Liberté : Fahla est le premier roman, le vôtre, écrit en algérien. Pourquoi dans cette langue ? 

Rabeh Sebaa : Il existe des romans en arabe, en français et en kabyle. Il manquait l’algérien. Une réhabilitation littéraire en quelque sorte. La langue algérienne doit, elle aussi, donner des ailes colorées à ses mots. Pour cela, la littérature est tout indiquée. La langue algérienne doit surtout briser les suffocantes muselières du confinement. Car l’algérien est une langue d’avenir. Elle est d’une souplesse syntaxique et d’une capacité d’absorption lexicale très rares. Il suffit d’entendre la multiplicité colorée de ses sonorités. La plupart des autres langues sont prisonnières de la rigidité de leurs règles grammaticales et syntaxiques. Ce n’est pas le cas de l’algérien. L’algérien est ouvert à toutes les réceptions, à toutes les variations et à toutes les déclinaisons. Les linguistes avertis savent que dans l’algérien il existe des mots de l’époque punique, libyque, des mots arabes, turcs, espagnols, italiens, français et beaucoup de vocables puisés dans les différents idiomes amazighs, dont il est le frère jumeau. C’est dans cette perspective que s’inscrit le projet de publication du premier roman en algérien comme l’un des jalons d’une littérature d’expression algérienne. Une littérature qui viendra conforter celle qui existe déjà en arabe, en français et en tamazight. Une littérature qui élargira le champ de tous les possibles et de toutes les audaces littéraires. 

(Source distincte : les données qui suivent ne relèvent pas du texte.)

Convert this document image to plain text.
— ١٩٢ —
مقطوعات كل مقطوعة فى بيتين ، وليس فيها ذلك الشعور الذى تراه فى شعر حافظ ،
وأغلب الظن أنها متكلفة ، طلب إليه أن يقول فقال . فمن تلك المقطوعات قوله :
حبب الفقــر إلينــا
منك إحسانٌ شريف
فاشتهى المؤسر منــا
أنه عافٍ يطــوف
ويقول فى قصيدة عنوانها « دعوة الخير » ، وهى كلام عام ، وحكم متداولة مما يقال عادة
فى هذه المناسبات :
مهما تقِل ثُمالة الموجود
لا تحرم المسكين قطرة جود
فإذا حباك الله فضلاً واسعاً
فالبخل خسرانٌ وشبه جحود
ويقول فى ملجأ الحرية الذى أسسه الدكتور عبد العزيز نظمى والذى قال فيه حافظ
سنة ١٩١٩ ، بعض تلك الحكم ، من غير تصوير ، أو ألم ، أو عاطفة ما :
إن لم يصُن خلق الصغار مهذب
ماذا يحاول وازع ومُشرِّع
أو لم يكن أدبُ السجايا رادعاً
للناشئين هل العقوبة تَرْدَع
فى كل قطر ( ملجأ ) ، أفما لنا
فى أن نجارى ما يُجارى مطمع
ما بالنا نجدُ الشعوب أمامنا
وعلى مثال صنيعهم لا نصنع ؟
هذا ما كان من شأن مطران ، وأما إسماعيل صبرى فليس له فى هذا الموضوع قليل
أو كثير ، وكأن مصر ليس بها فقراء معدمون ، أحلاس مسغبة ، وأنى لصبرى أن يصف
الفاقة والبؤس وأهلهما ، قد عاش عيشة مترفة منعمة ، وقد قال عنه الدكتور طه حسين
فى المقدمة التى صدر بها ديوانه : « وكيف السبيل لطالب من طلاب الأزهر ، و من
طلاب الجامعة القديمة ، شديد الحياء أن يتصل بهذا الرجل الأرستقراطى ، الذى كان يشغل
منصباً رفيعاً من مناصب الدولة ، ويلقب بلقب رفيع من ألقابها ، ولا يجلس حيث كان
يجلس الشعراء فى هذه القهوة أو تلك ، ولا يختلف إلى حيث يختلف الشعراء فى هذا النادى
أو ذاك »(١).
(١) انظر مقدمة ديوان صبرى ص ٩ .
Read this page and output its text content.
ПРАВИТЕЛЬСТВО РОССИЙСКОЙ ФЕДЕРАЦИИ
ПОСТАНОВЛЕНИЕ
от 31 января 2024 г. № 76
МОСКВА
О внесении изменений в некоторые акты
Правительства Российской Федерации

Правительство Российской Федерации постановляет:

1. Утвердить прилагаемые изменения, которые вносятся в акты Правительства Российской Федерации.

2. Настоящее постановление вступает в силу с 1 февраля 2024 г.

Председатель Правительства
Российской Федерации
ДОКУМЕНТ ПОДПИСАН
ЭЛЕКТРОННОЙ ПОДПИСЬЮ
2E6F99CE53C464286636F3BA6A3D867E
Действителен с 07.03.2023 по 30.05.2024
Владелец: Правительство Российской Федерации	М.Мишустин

Vous parlez de langue algérienne alors que tout le monde l’appelle darija…

Je refuse l’usage de la notion de “darija”, qui prétend maladroitement correspondre à l’équivalent de la notion de dialecte en français. Tous les deux charrient, présomptueusement, une forte et malodorante péjoration. La marque de mépris pour les langues non souverainisées, les langues non officialisées, les langues admises dans la cour du pouvoir. Bref, les langues minorées. Comme l’algérien. C’est cela le dessein, pour ne pas dire la mission, politico-sémantique de la notion de “darija”. L’algérien n’est pas un dialecte. L’algérien n’est pas un arabe dégradé. Je ne le répèterai jamais assez, l’algérien est une langue à part entière. L’algérien est une langue avec sa grammaire, sa syntaxe, sa sémantique et toute sa personnalité linguistique. Une personnalité historique qui a été injustement minorée pour des raisons idéologico-politiques. Il est, à présent, temps de se débarrasser de cette gangue d’opacité mortifère ou plus précisément mortifiante. Une gangue à la fois mystificatrice et castratrice, qui veut asexuer la langue algérienne. 

Comment expliquer que le premier roman en algérien voit le jour soixante ans après l’indépendance ? 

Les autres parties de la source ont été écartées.